Other issues need to be resolved, too. When tested on 47 siblings of people with autism, children who presumably share genetics and environment with an autistic sibling but who don’t have the disorder themselves, the statistical tool’s performance worsened a bit. The tool incorrectly classified four of the 47 siblings as having autism.

For tougher distinctions between high-risk kids like these, scientists have had success looking back to the brain. Recently, Piven and colleagues studied babies born to parents who already had an autistic child. These “baby sibs” have about a one in five chance of developing autism themselves, a rate higher than that of a child without an autistic sibling. By studying this high-risk group, Piven and colleagues have found brain features that are associated with even more risk.

Fluid levels

Some babies who go on to receive autism diagnoses may have more cerebrospinal fluid on part of their brain that babies who do not get diagnosed with autism. Babies who have elevated risk of autism due to an older sibling with the disorder and who are later diagnosed themselves (red) have more fluid than high-risk babies who do not get diagnosed with autism (purple) and low-risk babies who do not get diagnosed with autism (blue). 

Researchers had suspected that at some point early in life, brains grow too much in children who will go on to develop autism. Piven and colleagues scanned the brains of 106 babies with older siblings with autism at 6, 12 and 24 months of age. The researchers also included 42 low-risk infants.

At 6 and 12 months of age, the 15 babies who went on to develop autism had more growth in the outer surface of their brains, the cortex, than both the high-risk babies who didn’t develop autism and the low-risk babies, the researchers reported February 16 in Nature. A computer program that analyzed brain growth predicted whether these high-risk infants would go on to develop autism. On a second set of babies, the classification performed well, successfully calling eight out of 10 babies who would go on to develop autism by 24 months of age.

Other work by Piven and colleagues has turned up other brain differences in high-risk babies. Babies who will go on to develop autism have more cerebrospinal fluid on a certain part of the outer layer of their brains than those who don’t develop the disorder. But the results, published online March 6 in Biological Psychiatryfell short of the predictive power of the brain overgrowth results, Piven says.

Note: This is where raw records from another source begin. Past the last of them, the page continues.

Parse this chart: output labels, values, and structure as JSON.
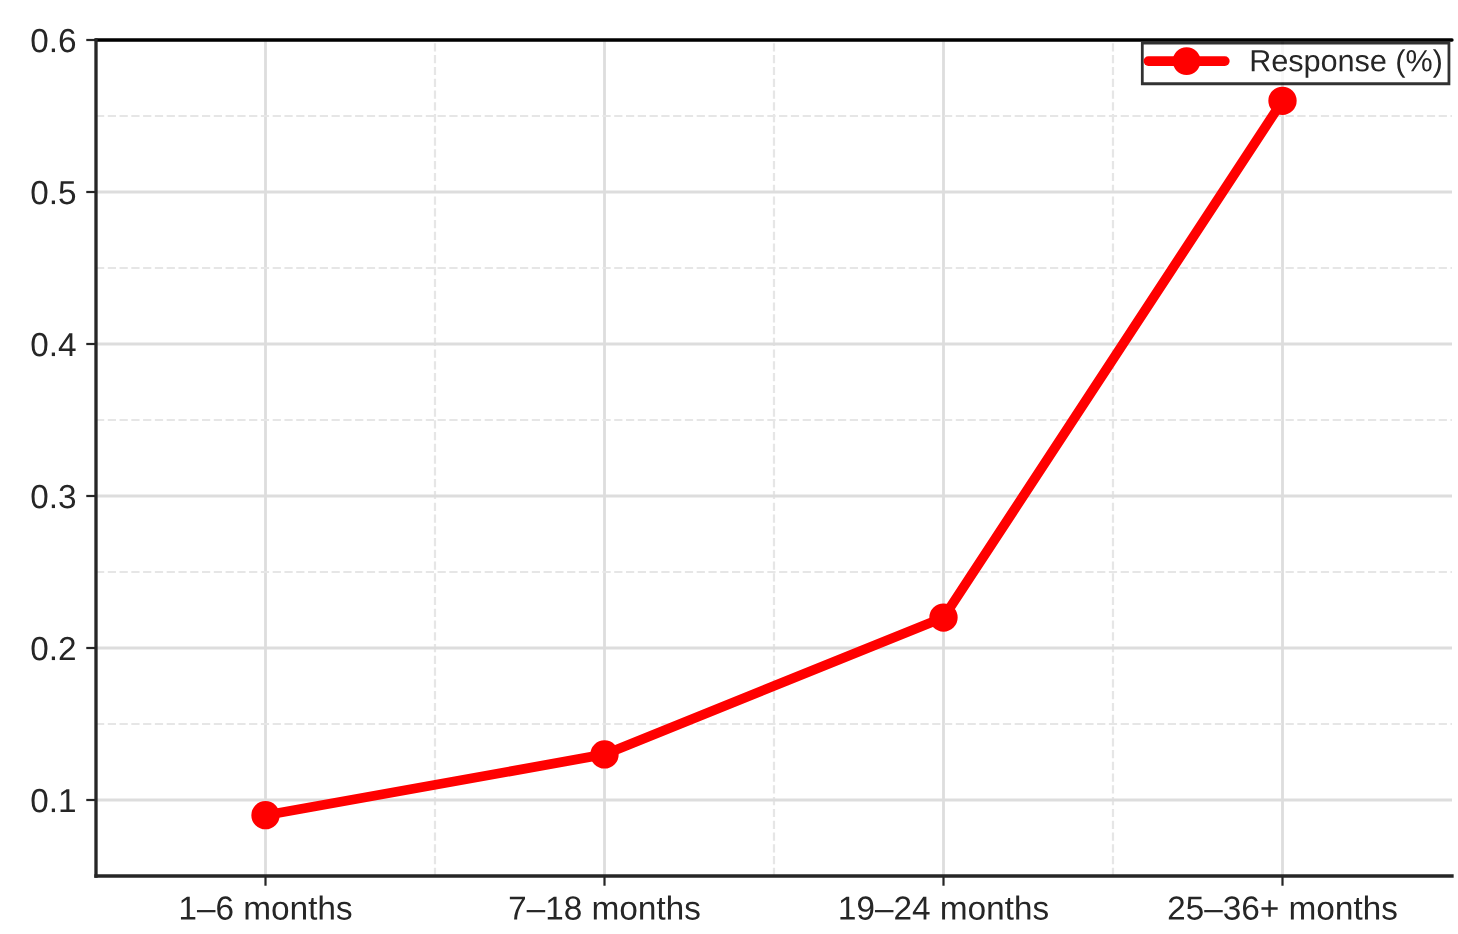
{
  "chart_data": {
    "type": "line",
    "categories": [
      "1–6 months",
      "7–18 months",
      "19–24 months",
      "25–36+ months"
    ],
    "series": [
      {
        "name": "Response (%)",
        "color": "#ff0000",
        "values": [
          0.09,
          0.13,
          0.22,
          0.56
        ]
      }
    ],
    "ylim": [
      0.05,
      0.6
    ],
    "yticks": [
      0.1,
      0.2,
      0.3,
      0.4,
      0.5,
      0.6
    ],
    "grid": true,
    "legend": "top right",
    "marker": "circle",
    "line_style": "solid"
  }
}
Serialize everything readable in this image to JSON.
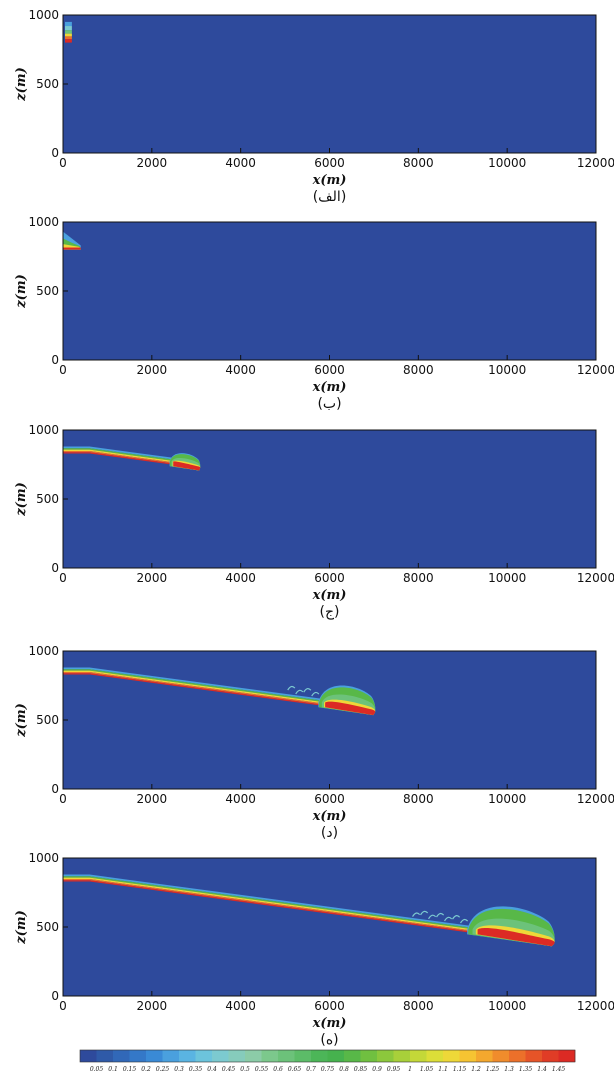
{
  "chart_data": [
    {
      "type": "heatmap",
      "caption": "(الف)",
      "xlabel": "x(m)",
      "ylabel": "z(m)",
      "xlim": [
        0,
        12000
      ],
      "ylim": [
        0,
        1000
      ],
      "xticks": [
        0,
        2000,
        4000,
        6000,
        8000,
        10000,
        12000
      ],
      "yticks": [
        0,
        500,
        1000
      ],
      "current_front_x": 200,
      "current_top_z": 950,
      "current_bottom_z": 800
    },
    {
      "type": "heatmap",
      "caption": "(ب)",
      "xlabel": "x(m)",
      "ylabel": "z(m)",
      "xlim": [
        0,
        12000
      ],
      "ylim": [
        0,
        1000
      ],
      "xticks": [
        0,
        2000,
        4000,
        6000,
        8000,
        10000,
        12000
      ],
      "yticks": [
        0,
        500,
        1000
      ],
      "current_front_x": 400,
      "current_top_z": 930,
      "current_bottom_z": 800
    },
    {
      "type": "heatmap",
      "caption": "(ج)",
      "xlabel": "x(m)",
      "ylabel": "z(m)",
      "xlim": [
        0,
        12000
      ],
      "ylim": [
        0,
        1000
      ],
      "xticks": [
        0,
        2000,
        4000,
        6000,
        8000,
        10000,
        12000
      ],
      "yticks": [
        0,
        500,
        1000
      ],
      "current_front_x": 3100,
      "current_top_z": 880,
      "current_bottom_z": 830
    },
    {
      "type": "heatmap",
      "caption": "(د)",
      "xlabel": "x(m)",
      "ylabel": "z(m)",
      "xlim": [
        0,
        12000
      ],
      "ylim": [
        0,
        1000
      ],
      "xticks": [
        0,
        2000,
        4000,
        6000,
        8000,
        10000,
        12000
      ],
      "yticks": [
        0,
        500,
        1000
      ],
      "current_front_x": 7050,
      "current_top_z": 880,
      "current_bottom_z": 830
    },
    {
      "type": "heatmap",
      "caption": "(ه)",
      "xlabel": "x(m)",
      "ylabel": "z(m)",
      "xlim": [
        0,
        12000
      ],
      "ylim": [
        0,
        1000
      ],
      "xticks": [
        0,
        2000,
        4000,
        6000,
        8000,
        10000,
        12000
      ],
      "yticks": [
        0,
        500,
        1000
      ],
      "current_front_x": 11100,
      "current_top_z": 880,
      "current_bottom_z": 830
    }
  ],
  "colorbar": {
    "ticks": [
      "0.05",
      "0.1",
      "0.15",
      "0.2",
      "0.25",
      "0.3",
      "0.35",
      "0.4",
      "0.45",
      "0.5",
      "0.55",
      "0.6",
      "0.65",
      "0.7",
      "0.75",
      "0.8",
      "0.85",
      "0.9",
      "0.95",
      "1",
      "1.05",
      "1.1",
      "1.15",
      "1.2",
      "1.25",
      "1.3",
      "1.35",
      "1.4",
      "1.45"
    ],
    "colors": [
      "#2e4a9c",
      "#2f5aa8",
      "#3168b8",
      "#3478c8",
      "#3a8ad6",
      "#4aa0de",
      "#5ab4e2",
      "#6cc4dc",
      "#7ccad0",
      "#86ccbc",
      "#8ccca8",
      "#7cc88c",
      "#6cc27a",
      "#5cbc68",
      "#4cb658",
      "#46b24e",
      "#58b848",
      "#70c040",
      "#8cc83c",
      "#a8d03a",
      "#c4d838",
      "#dcde38",
      "#eed838",
      "#f6c432",
      "#f4a82e",
      "#f08c2c",
      "#ec702a",
      "#e65428",
      "#e03c26",
      "#dc2a24"
    ],
    "field_color": "#2e4a9c"
  }
}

Both of these brain scan studies apply only to high-risk babies. It’s not known whether similar tests would work on children without siblings with autism. But it’s possible that these types of detailed findings can help distinguish varieties of autism, and those are distinctions that must be made before scientists can make progress, Piven says. “We call [autism] one thing, but it’s many, many different things. And until we are able to grapple with that in a more meaningful way, it’s sort of an intractable problem.”

Child and adolescent psychiatrist Robert Hendren, of the University of California, San Francisco, envisions a time when this collection of individual disorders collectively called autism are all cataloged in detail, thanks to biomarkers. “We’ll call it autism 23 or autism 14, and we’ll say, ‘We know this is the process that’s going on, and this is how we’re going to personalize our treatments for this person.’”

On the way to that goal, a big breakthrough is unlikely, says Piven. It’s not like the discovery of penicillin for bacterial infections. “You give it, and 10 days later, everything is fine. This isn’t going to be like that.” Even so, the breadth and enthusiasm of the field is promising, he says. “This whole idea of looking at early biomarkers is a new way of thinking, and we have enormous capabilities to make this reality.”